Judges have long recognized this problem. One of them, a certain former Chief Justice of the Supreme Court of New South Wales, the Honourable James Spigelman AC, QC (and a member of the CAS Panel in the Essendon case), stated in Davidson v R  NSWCCA 150 at  that where there are only two intermediate facts, it would not be “‘unnecessary’ nor ‘confusing’” to give a ‘links in a chain’ direction. However, in a case where “… there are numerous separate facts, of varying degrees of probative force, it could very well be confusing to do so.”
F. Application to Essendon case
Now that you are armed with the above background, consider the following:
- Under Australian law, ‘links in a chain’ and ‘strands in a cable’ are common metaphors used to direct juries in criminal circumstantial cases about how to evaluate the evidence.
- There is a distinction between the two types of cases:
- ‘links in a chain’ – the case is proved by sequential reasoning
- ‘strands in a cable’ – the case is proved by an accumulation of detail.
- The purpose of the two metaphors is to help direct juries.
- It is the job of the trial judge to decide if it is a ‘links in a chain’ or ‘strands in a cable’ case, and to direct the jury accordingly.
- It is easier to prove ‘strands in a cable’ than ‘links in a chain’.
- This is because if one link in a chain is missing, the prosecution’s case falls apart.
- However, a trial judge should direct ‘links in a chain’ (unless overturned by statute) if some intermediate facts are so indispensible that, without it, the inference cannot be drawn that a person is guilty.

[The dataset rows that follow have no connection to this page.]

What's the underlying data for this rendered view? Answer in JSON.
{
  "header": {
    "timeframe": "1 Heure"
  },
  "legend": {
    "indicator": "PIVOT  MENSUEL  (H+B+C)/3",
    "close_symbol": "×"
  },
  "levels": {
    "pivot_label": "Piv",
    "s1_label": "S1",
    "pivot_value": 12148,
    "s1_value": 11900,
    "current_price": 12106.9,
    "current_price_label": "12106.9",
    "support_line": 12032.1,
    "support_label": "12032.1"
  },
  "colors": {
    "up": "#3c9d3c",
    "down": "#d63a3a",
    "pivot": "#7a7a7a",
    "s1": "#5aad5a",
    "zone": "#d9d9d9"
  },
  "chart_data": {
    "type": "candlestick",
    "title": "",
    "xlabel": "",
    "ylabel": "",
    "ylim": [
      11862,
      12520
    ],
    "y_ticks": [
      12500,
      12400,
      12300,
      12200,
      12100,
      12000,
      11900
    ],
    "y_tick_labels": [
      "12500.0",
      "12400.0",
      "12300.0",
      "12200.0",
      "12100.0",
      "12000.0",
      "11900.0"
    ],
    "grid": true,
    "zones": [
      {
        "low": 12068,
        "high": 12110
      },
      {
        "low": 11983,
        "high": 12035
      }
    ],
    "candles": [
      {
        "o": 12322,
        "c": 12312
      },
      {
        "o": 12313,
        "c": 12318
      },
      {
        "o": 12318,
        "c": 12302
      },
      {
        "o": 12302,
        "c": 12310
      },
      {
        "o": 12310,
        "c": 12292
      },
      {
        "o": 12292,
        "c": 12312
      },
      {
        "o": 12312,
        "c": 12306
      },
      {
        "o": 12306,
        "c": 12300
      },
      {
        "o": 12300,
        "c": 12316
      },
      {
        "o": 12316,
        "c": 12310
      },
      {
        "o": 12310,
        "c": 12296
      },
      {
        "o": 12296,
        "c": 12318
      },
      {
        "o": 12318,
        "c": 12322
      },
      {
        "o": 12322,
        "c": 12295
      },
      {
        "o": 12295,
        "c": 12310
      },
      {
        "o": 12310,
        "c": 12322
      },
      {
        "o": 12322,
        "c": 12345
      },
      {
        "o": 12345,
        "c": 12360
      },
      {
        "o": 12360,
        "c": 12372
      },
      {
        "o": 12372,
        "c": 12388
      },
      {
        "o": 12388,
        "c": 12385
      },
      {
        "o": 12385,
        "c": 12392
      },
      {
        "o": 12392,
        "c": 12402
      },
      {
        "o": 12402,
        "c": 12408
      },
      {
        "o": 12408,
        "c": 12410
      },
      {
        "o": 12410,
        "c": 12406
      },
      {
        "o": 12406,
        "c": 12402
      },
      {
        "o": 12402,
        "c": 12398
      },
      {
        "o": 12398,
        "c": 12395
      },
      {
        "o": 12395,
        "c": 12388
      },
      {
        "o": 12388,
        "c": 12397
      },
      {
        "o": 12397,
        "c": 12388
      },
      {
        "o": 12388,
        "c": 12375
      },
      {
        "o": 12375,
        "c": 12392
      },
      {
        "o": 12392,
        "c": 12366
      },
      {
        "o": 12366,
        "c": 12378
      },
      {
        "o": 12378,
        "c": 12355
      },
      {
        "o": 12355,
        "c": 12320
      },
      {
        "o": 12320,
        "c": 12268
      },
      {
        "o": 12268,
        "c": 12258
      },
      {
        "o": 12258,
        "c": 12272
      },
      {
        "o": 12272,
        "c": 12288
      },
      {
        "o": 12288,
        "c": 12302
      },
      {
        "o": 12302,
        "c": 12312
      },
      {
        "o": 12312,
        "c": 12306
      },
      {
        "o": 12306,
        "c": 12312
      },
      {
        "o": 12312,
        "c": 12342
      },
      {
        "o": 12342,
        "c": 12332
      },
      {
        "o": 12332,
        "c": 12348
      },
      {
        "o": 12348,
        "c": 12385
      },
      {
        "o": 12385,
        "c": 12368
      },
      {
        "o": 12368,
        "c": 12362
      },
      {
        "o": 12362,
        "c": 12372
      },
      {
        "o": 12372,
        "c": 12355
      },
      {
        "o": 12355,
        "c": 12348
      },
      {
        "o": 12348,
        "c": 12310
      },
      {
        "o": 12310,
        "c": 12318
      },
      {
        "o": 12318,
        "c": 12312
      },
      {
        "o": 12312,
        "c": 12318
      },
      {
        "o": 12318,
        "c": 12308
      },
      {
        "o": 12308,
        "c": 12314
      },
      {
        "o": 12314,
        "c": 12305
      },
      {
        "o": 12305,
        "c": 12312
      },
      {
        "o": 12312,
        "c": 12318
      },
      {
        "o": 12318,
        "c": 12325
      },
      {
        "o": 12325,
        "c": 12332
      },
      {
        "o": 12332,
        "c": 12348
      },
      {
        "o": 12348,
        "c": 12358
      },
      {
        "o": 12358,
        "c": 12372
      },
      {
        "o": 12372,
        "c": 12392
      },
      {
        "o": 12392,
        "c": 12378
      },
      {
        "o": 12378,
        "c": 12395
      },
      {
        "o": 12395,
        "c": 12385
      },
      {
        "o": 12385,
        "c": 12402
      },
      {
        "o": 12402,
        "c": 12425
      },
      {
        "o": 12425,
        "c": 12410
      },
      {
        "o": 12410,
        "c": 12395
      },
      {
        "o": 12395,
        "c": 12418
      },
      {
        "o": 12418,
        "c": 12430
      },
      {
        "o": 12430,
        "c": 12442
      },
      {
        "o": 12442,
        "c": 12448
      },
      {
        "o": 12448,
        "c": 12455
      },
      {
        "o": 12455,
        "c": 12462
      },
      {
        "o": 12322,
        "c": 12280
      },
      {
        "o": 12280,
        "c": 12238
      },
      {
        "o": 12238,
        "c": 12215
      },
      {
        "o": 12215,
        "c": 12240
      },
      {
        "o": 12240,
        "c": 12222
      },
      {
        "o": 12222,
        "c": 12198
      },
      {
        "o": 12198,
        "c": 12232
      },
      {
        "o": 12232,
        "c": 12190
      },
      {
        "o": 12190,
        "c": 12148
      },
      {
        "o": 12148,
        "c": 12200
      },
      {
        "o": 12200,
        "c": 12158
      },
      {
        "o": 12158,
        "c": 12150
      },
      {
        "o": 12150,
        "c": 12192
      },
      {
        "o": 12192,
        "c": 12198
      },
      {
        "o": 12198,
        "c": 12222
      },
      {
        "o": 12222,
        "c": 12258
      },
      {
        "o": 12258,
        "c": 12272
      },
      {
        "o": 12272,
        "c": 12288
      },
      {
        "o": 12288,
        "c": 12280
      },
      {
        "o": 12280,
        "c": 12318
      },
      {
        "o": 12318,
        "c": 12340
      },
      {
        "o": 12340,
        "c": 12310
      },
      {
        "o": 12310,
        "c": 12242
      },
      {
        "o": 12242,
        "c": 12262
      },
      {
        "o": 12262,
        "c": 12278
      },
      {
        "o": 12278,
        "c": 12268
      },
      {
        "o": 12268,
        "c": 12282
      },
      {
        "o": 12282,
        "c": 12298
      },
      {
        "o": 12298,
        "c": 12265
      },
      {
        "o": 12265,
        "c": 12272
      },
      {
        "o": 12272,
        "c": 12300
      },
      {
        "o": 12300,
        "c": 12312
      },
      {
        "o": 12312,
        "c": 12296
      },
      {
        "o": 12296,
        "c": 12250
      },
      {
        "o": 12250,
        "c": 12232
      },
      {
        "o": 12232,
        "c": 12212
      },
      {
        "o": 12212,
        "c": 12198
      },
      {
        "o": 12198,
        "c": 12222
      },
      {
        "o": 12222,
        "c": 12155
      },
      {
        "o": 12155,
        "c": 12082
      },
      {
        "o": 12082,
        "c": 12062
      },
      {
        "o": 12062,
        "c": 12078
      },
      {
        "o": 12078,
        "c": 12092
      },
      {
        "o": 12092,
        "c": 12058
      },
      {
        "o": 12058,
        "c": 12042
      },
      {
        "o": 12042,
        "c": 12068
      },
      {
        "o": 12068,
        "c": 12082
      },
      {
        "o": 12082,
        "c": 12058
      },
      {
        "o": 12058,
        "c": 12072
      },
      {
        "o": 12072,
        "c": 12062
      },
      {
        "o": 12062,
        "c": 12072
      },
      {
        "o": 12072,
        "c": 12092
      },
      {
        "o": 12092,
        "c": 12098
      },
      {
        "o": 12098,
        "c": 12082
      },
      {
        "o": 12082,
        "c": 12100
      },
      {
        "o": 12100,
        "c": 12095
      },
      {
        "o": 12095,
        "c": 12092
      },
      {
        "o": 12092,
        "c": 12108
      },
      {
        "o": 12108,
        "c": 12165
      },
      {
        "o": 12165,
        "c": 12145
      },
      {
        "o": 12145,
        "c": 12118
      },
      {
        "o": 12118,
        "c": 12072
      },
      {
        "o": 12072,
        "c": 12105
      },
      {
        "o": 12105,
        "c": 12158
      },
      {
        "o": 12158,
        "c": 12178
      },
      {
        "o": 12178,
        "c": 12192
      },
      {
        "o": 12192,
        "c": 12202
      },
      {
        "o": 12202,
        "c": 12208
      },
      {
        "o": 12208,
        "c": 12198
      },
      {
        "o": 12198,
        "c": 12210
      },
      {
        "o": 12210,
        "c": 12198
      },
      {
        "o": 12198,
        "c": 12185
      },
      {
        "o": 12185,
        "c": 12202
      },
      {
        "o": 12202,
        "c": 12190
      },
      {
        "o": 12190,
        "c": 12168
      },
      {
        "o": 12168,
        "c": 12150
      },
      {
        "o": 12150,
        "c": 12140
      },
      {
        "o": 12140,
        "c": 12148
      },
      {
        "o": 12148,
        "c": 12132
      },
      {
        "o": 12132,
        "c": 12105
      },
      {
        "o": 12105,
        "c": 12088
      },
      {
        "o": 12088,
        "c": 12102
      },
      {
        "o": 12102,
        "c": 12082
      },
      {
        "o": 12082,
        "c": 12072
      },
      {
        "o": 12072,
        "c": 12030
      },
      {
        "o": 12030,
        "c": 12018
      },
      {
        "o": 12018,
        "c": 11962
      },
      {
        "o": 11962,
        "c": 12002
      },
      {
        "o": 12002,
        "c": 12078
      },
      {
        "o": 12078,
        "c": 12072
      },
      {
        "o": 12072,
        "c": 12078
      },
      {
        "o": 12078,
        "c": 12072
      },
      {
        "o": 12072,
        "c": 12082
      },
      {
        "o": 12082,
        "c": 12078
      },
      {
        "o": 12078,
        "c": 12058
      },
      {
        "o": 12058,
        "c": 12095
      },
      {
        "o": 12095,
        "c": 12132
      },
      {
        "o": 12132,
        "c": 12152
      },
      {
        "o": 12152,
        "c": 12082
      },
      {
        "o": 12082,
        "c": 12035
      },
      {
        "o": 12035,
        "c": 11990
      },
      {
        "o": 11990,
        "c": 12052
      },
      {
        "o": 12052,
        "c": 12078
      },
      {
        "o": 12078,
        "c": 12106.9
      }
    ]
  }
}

- The Essendon case was not a criminal case.
- There was no jury.
- This was therefore not a case where the trial judge had to decide which metaphor applied, and to instruct a jury accordingly.
- The choice of analogy was therefore a forensic choice of the ‘prosecutor’ (ASADA / WADA) to help persuade decision makers that they had proved their circumstantial case to a point of comfortable satisfaction (which lies between balance of probabilities and beyond reasonable doubt under the AFL Code).
- ASADA picked ‘links in a chain’ to help persuade the AFL Tribunal: “ASADA, before the AFL Tribunal, relied exclusively on an analysis of links in a chain, which was accordingly reflected in the AFL Tribunal’s approach”: para 109 CAS Decision.
- In other words, ASADA volunteered to prove its case by applying the more difficult test.
- The AFL Tribunal, applying ‘links in a chain’ (as it had been asked to do by ASADA), declared it was not ‘comfortably satisfied’ of the first two facts below, meaning two indispensible links in the chain were missing such that it was unnecessary to consider the rest:
- TB4 was procured from sources in China; and
- TB4 was obtained by Mr Alavi, compounded and provided to Mr Dank in his capacity as Sports Scientist at Essendon; and
- TB4 was obtained by Mr Alavi, compounded and provided to Mr Dank in his capacity as Sports Scientist at Essendon; and
- Mr Dank administered TB4 to each Player.
- ASADA lost.
- WADA adhered to the ‘links in the chain’ analogy in the appendices to its appeal brief (para 109 CAS Decision). However, it had seen the light by the time of the hearing, switching in favour of a ‘strands in a cable’ analysis.
- The Panel liked this approach. This is not surprising because Australian court decisions prefer it, and James Spigelman, when Chief Justice of the New South Wales Court of Appeal, had remarked upon the risk of confusion if ‘links in a chain’ was applied to numerous separate facts.
- ‘Strands in a cable’ has had mainstream acceptance under Australian law since 1990 as a method of proving a circumstantial case.
- The Panel decided that WADA was able to reformulate its argument using this analogy: “it did no more than present the same arguments in a different way” (para 111 CAS Decision).
- Had ASADA chosen to use ‘strands in a cable’ to present its evidence to the AFL Tribunal, one can only guess whether the outcome might have been different.
- Caveat: It is unclear from the published material whether ASADA was encouraged by the AFL Tribunal to proceed with “links in a chain”, which might have impacted the forensic choice ASADA made.